In the instant case, the Board refers to an approach within the trade but in my judgment this does not constitute a sufficient basis for the application of the approach taken by The Achilleas. The approach the Board ought to have taken was first to have considered whether or not the losses were recoverable under section 53(2), that being as I have said, an expression of the first limb of Hadley v. Baxendale and the answer to that question did not require consideration as to whether or not under the contract there had been any particular assumption of liability or responsibility in respect of the sort of consequential losses that were being claimed. Accordingly I agree with the view of Flaux J who, when dealing with the permission application, concluded that the Board were obviously wrong in deciding that the only potential measures of recovery were section 53(3) or section 54.

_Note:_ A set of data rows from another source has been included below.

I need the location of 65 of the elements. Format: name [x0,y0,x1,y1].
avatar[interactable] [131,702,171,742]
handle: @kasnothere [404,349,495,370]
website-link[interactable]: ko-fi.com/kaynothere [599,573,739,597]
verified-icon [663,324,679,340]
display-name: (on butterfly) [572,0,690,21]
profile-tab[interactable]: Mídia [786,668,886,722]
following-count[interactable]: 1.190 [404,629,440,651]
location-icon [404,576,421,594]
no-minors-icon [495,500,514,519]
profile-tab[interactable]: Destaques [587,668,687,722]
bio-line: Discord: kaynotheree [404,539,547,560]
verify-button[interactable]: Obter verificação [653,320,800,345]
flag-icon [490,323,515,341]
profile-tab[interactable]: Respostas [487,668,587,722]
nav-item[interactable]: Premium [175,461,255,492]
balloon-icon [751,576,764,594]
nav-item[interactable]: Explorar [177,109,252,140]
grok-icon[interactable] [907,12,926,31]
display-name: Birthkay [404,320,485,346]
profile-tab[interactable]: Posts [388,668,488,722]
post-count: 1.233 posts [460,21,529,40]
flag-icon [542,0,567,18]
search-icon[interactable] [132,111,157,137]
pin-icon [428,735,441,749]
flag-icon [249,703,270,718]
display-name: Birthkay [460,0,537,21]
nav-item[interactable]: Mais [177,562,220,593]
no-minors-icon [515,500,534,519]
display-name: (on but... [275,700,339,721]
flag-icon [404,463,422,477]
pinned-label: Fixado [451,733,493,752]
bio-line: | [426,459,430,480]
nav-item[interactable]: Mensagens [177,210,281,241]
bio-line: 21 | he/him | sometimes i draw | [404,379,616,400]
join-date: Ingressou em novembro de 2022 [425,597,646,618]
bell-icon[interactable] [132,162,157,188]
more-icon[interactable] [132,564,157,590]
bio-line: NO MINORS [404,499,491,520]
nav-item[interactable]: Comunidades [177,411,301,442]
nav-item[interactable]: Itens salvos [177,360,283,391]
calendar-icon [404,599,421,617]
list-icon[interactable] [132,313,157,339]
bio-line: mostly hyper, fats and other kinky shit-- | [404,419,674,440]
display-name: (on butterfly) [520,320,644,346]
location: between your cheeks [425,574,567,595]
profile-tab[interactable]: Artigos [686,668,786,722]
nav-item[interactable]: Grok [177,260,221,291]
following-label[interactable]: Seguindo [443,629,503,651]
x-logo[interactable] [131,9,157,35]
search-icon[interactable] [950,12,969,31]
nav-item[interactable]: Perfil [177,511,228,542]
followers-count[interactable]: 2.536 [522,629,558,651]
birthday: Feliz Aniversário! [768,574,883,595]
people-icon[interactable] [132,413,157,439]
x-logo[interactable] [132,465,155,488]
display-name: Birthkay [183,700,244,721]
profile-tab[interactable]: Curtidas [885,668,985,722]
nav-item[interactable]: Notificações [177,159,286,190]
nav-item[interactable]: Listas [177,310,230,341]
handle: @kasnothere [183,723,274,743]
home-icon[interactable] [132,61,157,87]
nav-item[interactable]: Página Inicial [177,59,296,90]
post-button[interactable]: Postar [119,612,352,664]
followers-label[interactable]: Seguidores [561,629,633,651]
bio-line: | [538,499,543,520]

I turn then to the second question. Mr Collett argued that what the Board was doing when it made its findings in paragraph 6.3 through to and including 6.5 was dealing with a liability case and was not dealing with a case that proceeded on the basis of joint contribution to the overall contamination of the cargo by the separate sellers. Mr Collett submitted that if that is all they were doing, there is really nothing for Saipol to complain about. I reject that submission. There is no doubt that the contentions that were advanced before the Board did not go simply to liability but instead involved a case founded on each of the sellers being in breach of contract for delivering contaminated goods so that it could be said of each of them that they had causally contributed to the contaminated cargo as a whole.
In my judgment, in paragraph 6.4 of the award, the Board were dealing with the contention that had been advanced as to joint contribution in breach of contract to the contaminated cargo as a whole, and were rejecting it. However, they nowhere gave any proper reasons for doing so. Mr Collett somewhat faintly suggested that the Board may have been deciding the question on the basis of a break in the chain of causation but I do not accept that submission either. Accordingly, the appeal on the second question of law also succeeds.

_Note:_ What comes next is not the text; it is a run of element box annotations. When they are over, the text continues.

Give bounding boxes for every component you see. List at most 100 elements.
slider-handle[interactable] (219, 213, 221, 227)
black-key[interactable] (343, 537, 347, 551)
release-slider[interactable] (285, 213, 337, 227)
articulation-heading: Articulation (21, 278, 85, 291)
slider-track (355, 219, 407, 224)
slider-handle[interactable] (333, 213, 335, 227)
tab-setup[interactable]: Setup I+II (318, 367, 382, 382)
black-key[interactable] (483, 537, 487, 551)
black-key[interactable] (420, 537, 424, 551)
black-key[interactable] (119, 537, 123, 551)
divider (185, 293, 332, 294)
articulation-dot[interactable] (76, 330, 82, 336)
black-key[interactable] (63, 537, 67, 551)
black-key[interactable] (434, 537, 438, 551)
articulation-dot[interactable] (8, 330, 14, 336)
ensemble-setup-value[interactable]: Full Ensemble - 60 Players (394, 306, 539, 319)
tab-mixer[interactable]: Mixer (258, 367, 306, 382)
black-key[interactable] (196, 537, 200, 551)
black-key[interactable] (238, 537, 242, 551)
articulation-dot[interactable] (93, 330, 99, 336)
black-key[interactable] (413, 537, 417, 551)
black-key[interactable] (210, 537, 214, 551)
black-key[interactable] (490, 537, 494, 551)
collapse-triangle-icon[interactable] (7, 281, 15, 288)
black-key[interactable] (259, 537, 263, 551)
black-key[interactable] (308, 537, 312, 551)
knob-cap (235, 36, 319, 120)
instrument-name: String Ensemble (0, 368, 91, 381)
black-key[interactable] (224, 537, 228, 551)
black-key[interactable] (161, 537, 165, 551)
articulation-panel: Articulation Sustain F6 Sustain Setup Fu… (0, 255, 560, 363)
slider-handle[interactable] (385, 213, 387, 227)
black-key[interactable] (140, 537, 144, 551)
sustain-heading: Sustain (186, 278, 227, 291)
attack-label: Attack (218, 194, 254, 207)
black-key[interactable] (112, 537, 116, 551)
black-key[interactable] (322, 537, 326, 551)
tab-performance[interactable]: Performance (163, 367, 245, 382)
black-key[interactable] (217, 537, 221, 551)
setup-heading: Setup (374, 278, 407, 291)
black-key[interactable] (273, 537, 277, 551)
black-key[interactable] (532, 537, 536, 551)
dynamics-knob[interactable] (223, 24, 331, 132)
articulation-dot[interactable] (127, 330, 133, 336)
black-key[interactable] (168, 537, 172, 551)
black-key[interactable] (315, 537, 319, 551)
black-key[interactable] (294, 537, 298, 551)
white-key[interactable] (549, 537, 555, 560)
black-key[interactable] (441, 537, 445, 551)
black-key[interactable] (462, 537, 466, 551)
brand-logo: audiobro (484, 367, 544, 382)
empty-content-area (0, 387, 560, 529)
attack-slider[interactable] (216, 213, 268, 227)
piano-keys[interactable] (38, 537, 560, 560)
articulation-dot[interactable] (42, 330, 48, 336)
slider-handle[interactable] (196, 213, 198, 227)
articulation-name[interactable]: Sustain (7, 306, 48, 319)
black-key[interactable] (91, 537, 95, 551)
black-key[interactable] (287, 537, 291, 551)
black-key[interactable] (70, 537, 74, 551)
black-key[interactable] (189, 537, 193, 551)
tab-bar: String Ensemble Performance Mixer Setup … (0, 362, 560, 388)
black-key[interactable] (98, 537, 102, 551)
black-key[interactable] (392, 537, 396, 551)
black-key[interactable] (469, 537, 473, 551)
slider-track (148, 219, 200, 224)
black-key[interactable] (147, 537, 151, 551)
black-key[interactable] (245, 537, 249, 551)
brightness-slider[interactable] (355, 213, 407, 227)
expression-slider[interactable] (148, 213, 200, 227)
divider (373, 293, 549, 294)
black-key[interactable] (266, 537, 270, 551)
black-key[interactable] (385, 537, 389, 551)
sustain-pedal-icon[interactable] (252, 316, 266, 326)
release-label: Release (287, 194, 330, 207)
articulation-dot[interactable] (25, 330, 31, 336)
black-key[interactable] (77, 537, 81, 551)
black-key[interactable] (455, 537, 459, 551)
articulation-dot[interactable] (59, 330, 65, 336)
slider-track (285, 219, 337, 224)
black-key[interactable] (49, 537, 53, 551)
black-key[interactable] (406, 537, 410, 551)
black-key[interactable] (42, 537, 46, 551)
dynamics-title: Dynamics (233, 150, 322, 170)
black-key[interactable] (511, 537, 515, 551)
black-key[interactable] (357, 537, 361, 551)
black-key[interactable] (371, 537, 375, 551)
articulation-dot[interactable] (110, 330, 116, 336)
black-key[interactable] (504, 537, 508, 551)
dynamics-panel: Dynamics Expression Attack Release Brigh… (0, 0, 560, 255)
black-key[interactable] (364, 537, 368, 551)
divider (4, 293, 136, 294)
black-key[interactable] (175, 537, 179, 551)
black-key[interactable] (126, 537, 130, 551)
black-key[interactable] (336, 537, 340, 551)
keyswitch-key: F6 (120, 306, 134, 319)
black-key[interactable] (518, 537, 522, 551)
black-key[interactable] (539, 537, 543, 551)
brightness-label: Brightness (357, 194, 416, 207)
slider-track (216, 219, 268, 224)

I have heard some short submissions on how what the disposal should be assuming that the appeal succeeds. I propose to let counsel into my thinking as it stands at the moment and will invite them to address me shortly as to whether I should be persuaded to some other course.

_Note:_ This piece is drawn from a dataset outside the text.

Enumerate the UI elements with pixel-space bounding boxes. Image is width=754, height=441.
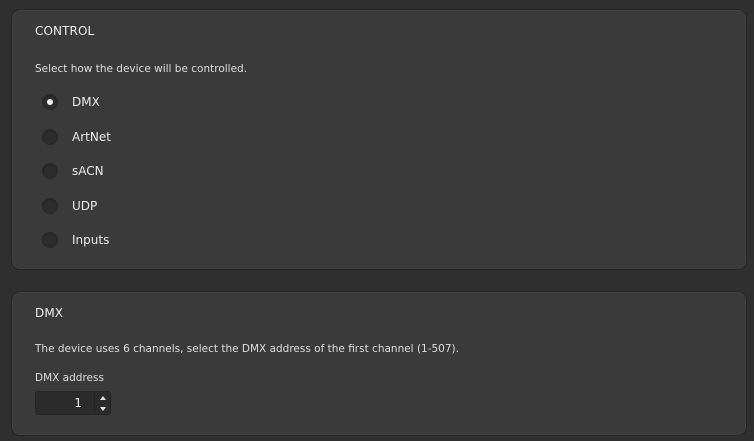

I do not think that this is a case where the tribunal should simply be left to assess the damages on the basis that the consequential losses are recoverable as a matter of principle under section 53(2). In my view, that will be too much of an intrusion into the exclusive territory of the tribunal. Subject to further argument, I think that there should be a remission to the tribunal to consider applying the law as it should have been applied, whether or not the consequential damages sought to be recovered stand to be recovered. I do not think that any special direction should be made as to a costs order but that should be left to the discretion of the board to be exercised in the light of the final outcome of these arbitral proceedings.